Least Squares estimation (LSE) versus Maximum Likelihood estimation (MLE)
LSE minimizes \(\Sigma_{i=1}^n \varepsilon_i^2\) , where \(\varepsilon_i = y_i-\mu_i\) .
That gives us \(\hat{\boldsymbol{\beta}} = (\mathbf{X}^T\mathbf{X})^{-1}\mathbf{X}^T\mathbf{y}\) .
If the errors are independent and identically normally distributed, \(\hat{\boldsymbol{\beta}}_{LSE} = \hat{\boldsymbol{\beta}}_{MLE}\) .
what does “independent and identically normally distributed” mean?
\(\hat{\boldsymbol{\beta}}\) is the best linear unbiased estimator!
Estimation - an applied example
Live R session.
General notation
\[\mathbf{y} \sim \text{N}(\boldsymbol{\mu}, \sigma^2\mathbf{I}),\]
\[\boldsymbol{\mu} = \mathbf{X}\boldsymbol{\beta},\]
where \(\mathbf{y}\) are the observed data, \(\boldsymbol{\mu}\) is the expected value, \(\sigma^2\) is the variance, \(\mathbf{X}\) is the design matrix, and \(\boldsymbol{\beta}\) is a vector of parameters.

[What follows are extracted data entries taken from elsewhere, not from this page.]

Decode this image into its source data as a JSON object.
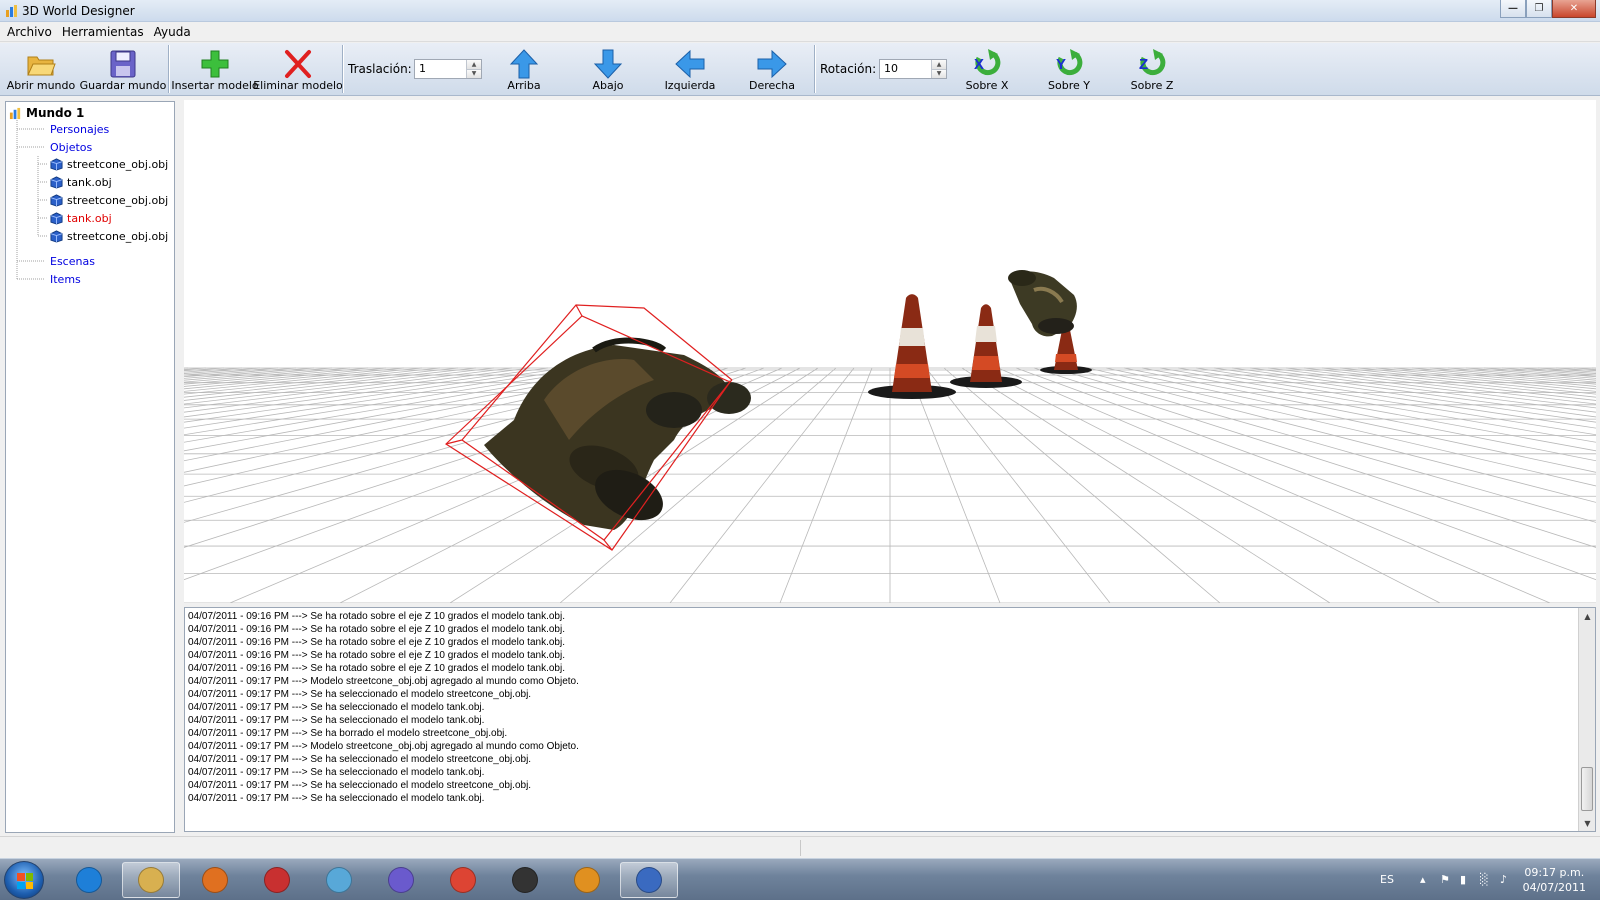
{
  "window": {
    "title": "3D World Designer"
  },
  "menu": [
    "Archivo",
    "Herramientas",
    "Ayuda"
  ],
  "toolbar": {
    "open_world": "Abrir mundo",
    "save_world": "Guardar mundo",
    "insert_model": "Insertar modelo",
    "delete_model": "Eliminar modelo",
    "translation_label": "Traslación:",
    "translation_value": "1",
    "up": "Arriba",
    "down": "Abajo",
    "left": "Izquierda",
    "right": "Derecha",
    "rotation_label": "Rotación:",
    "rotation_value": "10",
    "about_x": "Sobre X",
    "about_y": "Sobre Y",
    "about_z": "Sobre Z",
    "about_x_icon": "X",
    "about_y_icon": "Y",
    "about_z_icon": "Z"
  },
  "tree": {
    "root": "Mundo 1",
    "characters": "Personajes",
    "objects": "Objetos",
    "object_items": [
      "streetcone_obj.obj",
      "tank.obj",
      "streetcone_obj.obj",
      "tank.obj",
      "streetcone_obj.obj"
    ],
    "selected_index": 3,
    "scenes": "Escenas",
    "items": "Items"
  },
  "log": [
    "04/07/2011 - 09:16 PM ---> Se ha rotado sobre el eje Z 10 grados el modelo tank.obj.",
    "04/07/2011 - 09:16 PM ---> Se ha rotado sobre el eje Z 10 grados el modelo tank.obj.",
    "04/07/2011 - 09:16 PM ---> Se ha rotado sobre el eje Z 10 grados el modelo tank.obj.",
    "04/07/2011 - 09:16 PM ---> Se ha rotado sobre el eje Z 10 grados el modelo tank.obj.",
    "04/07/2011 - 09:16 PM ---> Se ha rotado sobre el eje Z 10 grados el modelo tank.obj.",
    "04/07/2011 - 09:17 PM ---> Modelo streetcone_obj.obj agregado al mundo como Objeto.",
    "04/07/2011 - 09:17 PM ---> Se ha seleccionado el modelo streetcone_obj.obj.",
    "04/07/2011 - 09:17 PM ---> Se ha seleccionado el modelo tank.obj.",
    "04/07/2011 - 09:17 PM ---> Se ha seleccionado el modelo tank.obj.",
    "04/07/2011 - 09:17 PM ---> Se ha borrado el modelo streetcone_obj.obj.",
    "04/07/2011 - 09:17 PM ---> Modelo streetcone_obj.obj agregado al mundo como Objeto.",
    "04/07/2011 - 09:17 PM ---> Se ha seleccionado el modelo streetcone_obj.obj.",
    "04/07/2011 - 09:17 PM ---> Se ha seleccionado el modelo tank.obj.",
    "04/07/2011 - 09:17 PM ---> Se ha seleccionado el modelo streetcone_obj.obj.",
    "04/07/2011 - 09:17 PM ---> Se ha seleccionado el modelo tank.obj."
  ],
  "taskbar": {
    "language": "ES",
    "time": "09:17 p.m.",
    "date": "04/07/2011",
    "icons": [
      "internet-explorer-icon",
      "file-explorer-icon",
      "media-player-icon",
      "flash-icon",
      "messenger-icon",
      "visual-studio-icon",
      "chrome-icon",
      "paint-app-icon",
      "designer-app-icon",
      "visual-studio-designer-icon"
    ]
  },
  "colors": {
    "selected_item": "#e00000",
    "category_link": "#0000e0",
    "selection_box": "#e02020"
  }
}
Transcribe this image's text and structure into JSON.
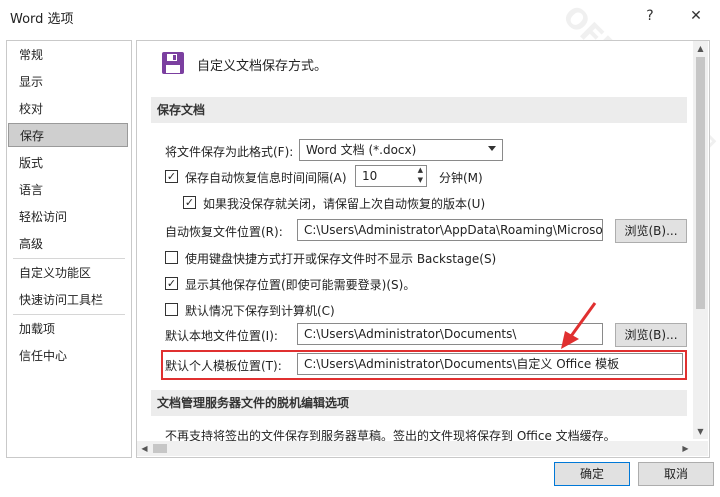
{
  "window": {
    "title": "Word 选项",
    "help_label": "?",
    "close_label": "✕"
  },
  "sidebar": {
    "items": [
      {
        "label": "常规"
      },
      {
        "label": "显示"
      },
      {
        "label": "校对"
      },
      {
        "label": "保存",
        "selected": true
      },
      {
        "label": "版式"
      },
      {
        "label": "语言"
      },
      {
        "label": "轻松访问"
      },
      {
        "label": "高级"
      },
      {
        "label": "自定义功能区"
      },
      {
        "label": "快速访问工具栏"
      },
      {
        "label": "加载项"
      },
      {
        "label": "信任中心"
      }
    ]
  },
  "main": {
    "header_text": "自定义文档保存方式。",
    "sections": {
      "save_docs": "保存文档",
      "offline": "文档管理服务器文件的脱机编辑选项"
    },
    "format": {
      "label": "将文件保存为此格式(F):",
      "value": "Word 文档 (*.docx)"
    },
    "autorecover": {
      "label": "保存自动恢复信息时间间隔(A)",
      "checked": true,
      "minutes": "10",
      "unit": "分钟(M)"
    },
    "keep_last": {
      "label": "如果我没保存就关闭，请保留上次自动恢复的版本(U)",
      "checked": true
    },
    "autorecover_location": {
      "label": "自动恢复文件位置(R):",
      "value": "C:\\Users\\Administrator\\AppData\\Roaming\\Microso",
      "browse": "浏览(B)..."
    },
    "no_backstage": {
      "label": "使用键盘快捷方式打开或保存文件时不显示 Backstage(S)",
      "checked": false
    },
    "show_other": {
      "label": "显示其他保存位置(即使可能需要登录)(S)。",
      "checked": true
    },
    "save_to_computer": {
      "label": "默认情况下保存到计算机(C)",
      "checked": false
    },
    "local_location": {
      "label": "默认本地文件位置(I):",
      "value": "C:\\Users\\Administrator\\Documents\\",
      "browse": "浏览(B)..."
    },
    "template_location": {
      "label": "默认个人模板位置(T):",
      "value": "C:\\Users\\Administrator\\Documents\\自定义 Office 模板"
    },
    "offline_note": "不再支持将签出的文件保存到服务器草稿。签出的文件现将保存到 Office 文档缓存。"
  },
  "footer": {
    "ok_label": "确定",
    "cancel_label": "取消"
  },
  "colors": {
    "selection": "#cfcfcf",
    "highlight_box": "#e03030",
    "arrow": "#e03030",
    "primary_border": "#0078d7",
    "save_icon": "#7b3fa0"
  },
  "icons": [
    "help-icon",
    "close-icon",
    "save-disk-icon",
    "checkmark-icon",
    "dropdown-arrow-icon",
    "spinner-up-icon",
    "spinner-down-icon",
    "scroll-up-icon",
    "scroll-down-icon",
    "scroll-left-icon",
    "scroll-right-icon",
    "red-arrow-icon"
  ]
}
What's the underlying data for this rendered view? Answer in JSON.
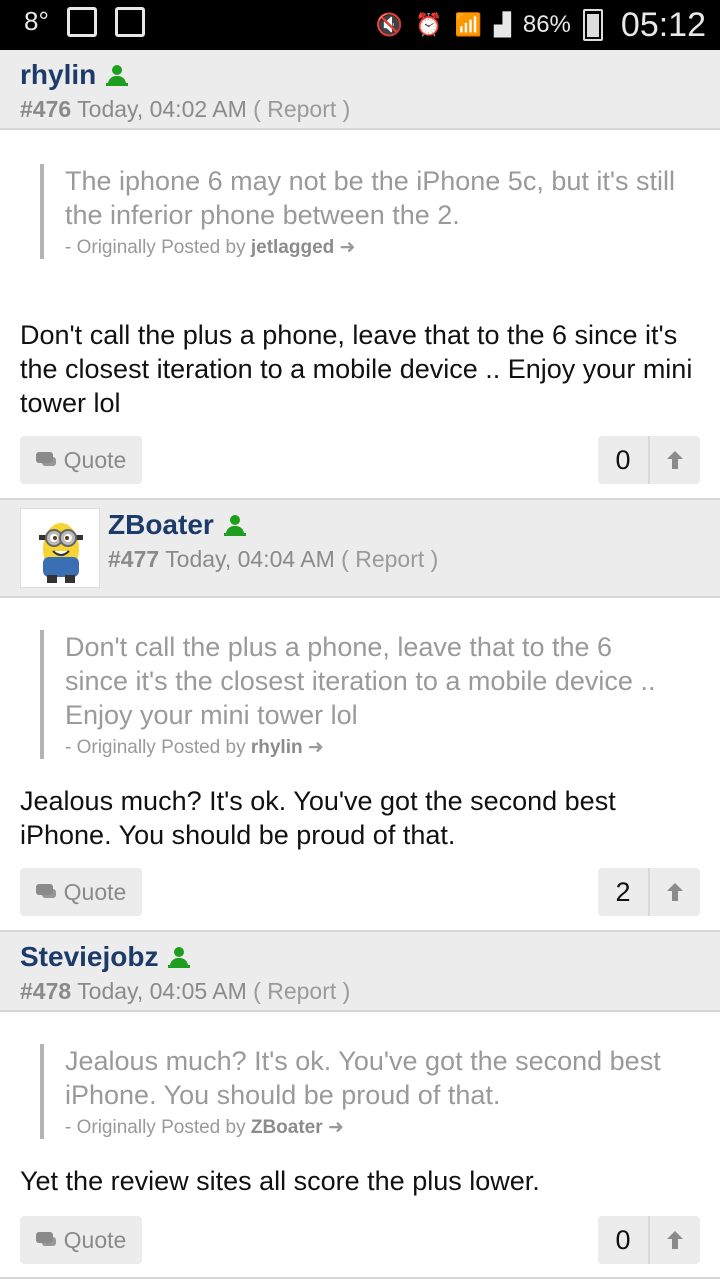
{
  "status_bar": {
    "temperature": "8°",
    "battery_percent": "86%",
    "time": "05:12"
  },
  "posts": [
    {
      "username": "rhylin",
      "post_number": "#476",
      "timestamp": "Today, 04:02 AM",
      "report_label": "Report",
      "quote": {
        "text": "The iphone 6 may not be the iPhone 5c, but it's still the inferior phone between the 2.",
        "attribution_prefix": "- Originally Posted by",
        "author": "jetlagged"
      },
      "body": "Don't call the plus a phone, leave that to the 6 since it's the closest iteration to a mobile device .. Enjoy your mini tower lol",
      "quote_button": "Quote",
      "votes": "0"
    },
    {
      "username": "ZBoater",
      "post_number": "#477",
      "timestamp": "Today, 04:04 AM",
      "report_label": "Report",
      "quote": {
        "text": "Don't call the plus a phone, leave that to the 6 since it's the closest iteration to a mobile device .. Enjoy your mini tower lol",
        "attribution_prefix": "- Originally Posted by",
        "author": "rhylin"
      },
      "body": "Jealous much? It's ok. You've got the second best iPhone. You should be proud of that.",
      "quote_button": "Quote",
      "votes": "2"
    },
    {
      "username": "Steviejobz",
      "post_number": "#478",
      "timestamp": "Today, 04:05 AM",
      "report_label": "Report",
      "quote": {
        "text": "Jealous much? It's ok. You've got the second best iPhone. You should be proud of that.",
        "attribution_prefix": "- Originally Posted by",
        "author": "ZBoater"
      },
      "body": "Yet the review sites all score the plus lower.",
      "quote_button": "Quote",
      "votes": "0"
    }
  ],
  "colors": {
    "username": "#1c3b6a",
    "online": "#1e9e1e",
    "header_bg": "#ececec"
  }
}
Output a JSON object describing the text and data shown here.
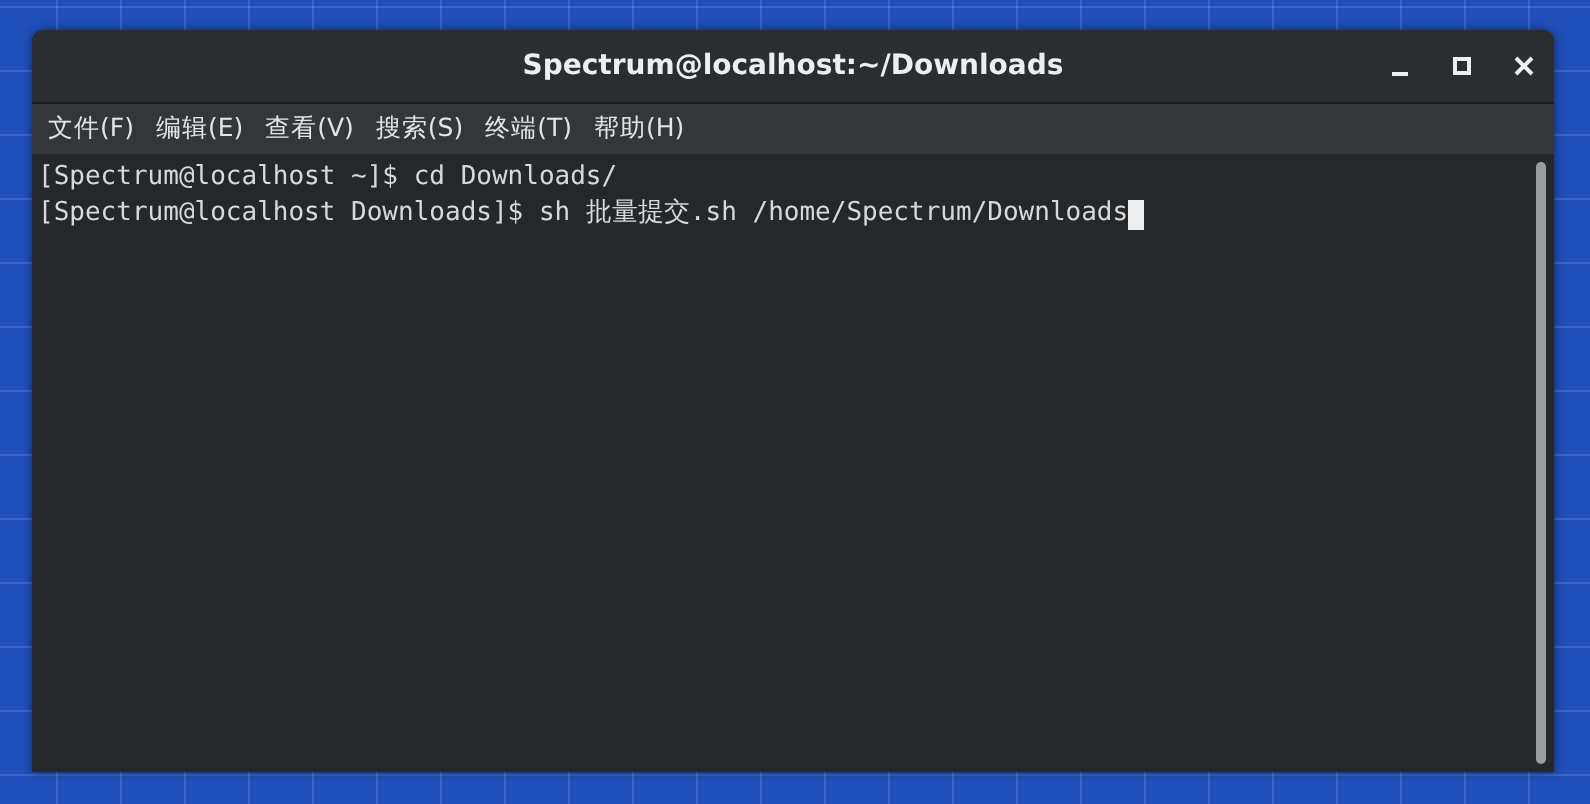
{
  "window": {
    "title": "Spectrum@localhost:~/Downloads"
  },
  "menu": [
    "文件(F)",
    "编辑(E)",
    "查看(V)",
    "搜索(S)",
    "终端(T)",
    "帮助(H)"
  ],
  "terminal": {
    "lines": [
      "[Spectrum@localhost ~]$ cd Downloads/",
      "[Spectrum@localhost Downloads]$ sh 批量提交.sh /home/Spectrum/Downloads"
    ]
  }
}
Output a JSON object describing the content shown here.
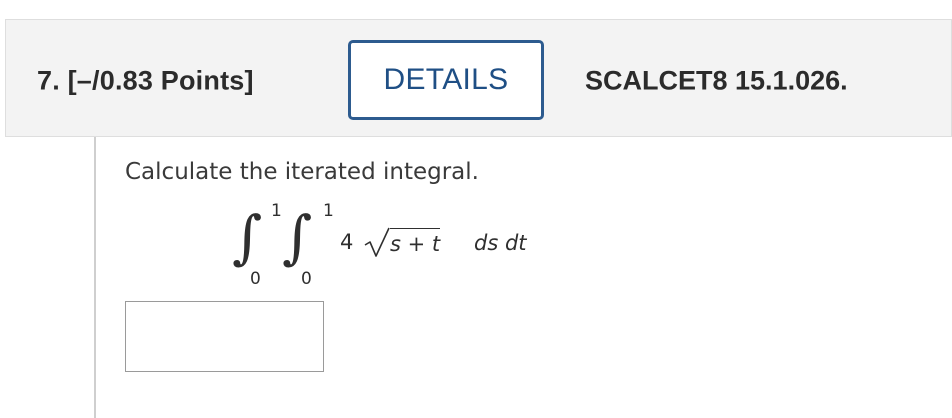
{
  "question": {
    "number_and_points": "7.  [–/0.83 Points]",
    "details_label": "DETAILS",
    "source_code": "SCALCET8 15.1.026."
  },
  "prompt": {
    "text": "Calculate the iterated integral."
  },
  "integral": {
    "outer_upper_limit": "1",
    "outer_lower_limit": "0",
    "inner_upper_limit": "1",
    "inner_lower_limit": "0",
    "coefficient": "4",
    "radicand": "s + t",
    "differentials": "ds dt"
  },
  "answer": {
    "value": ""
  },
  "colors": {
    "header_background": "#f3f3f3",
    "details_border": "#2d5b8f",
    "details_text": "#1f4f85",
    "text": "#2b2b2b"
  }
}
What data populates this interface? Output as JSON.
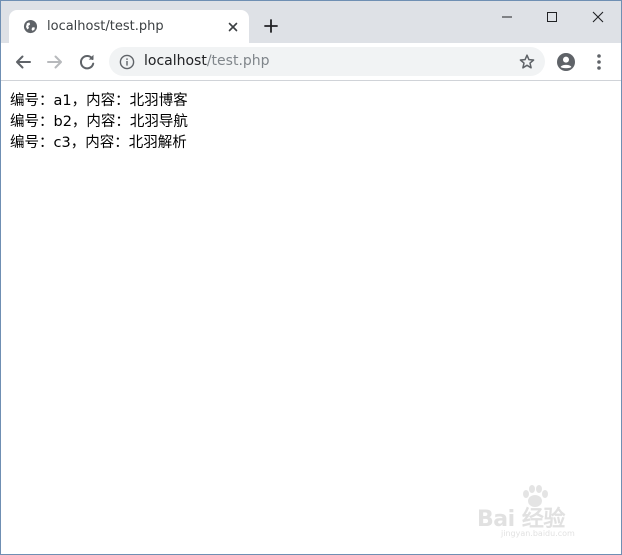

This notation is convenient to think about the data for your project. One row per observation (rows in \(\mathbf{X}\) ), one variable per column (columns in \(\mathbf{X}\) ).
For next week
Read chapter 3 from the book.
Remember Assignment 1 is on.
Heads up, in-class quiz for attendance.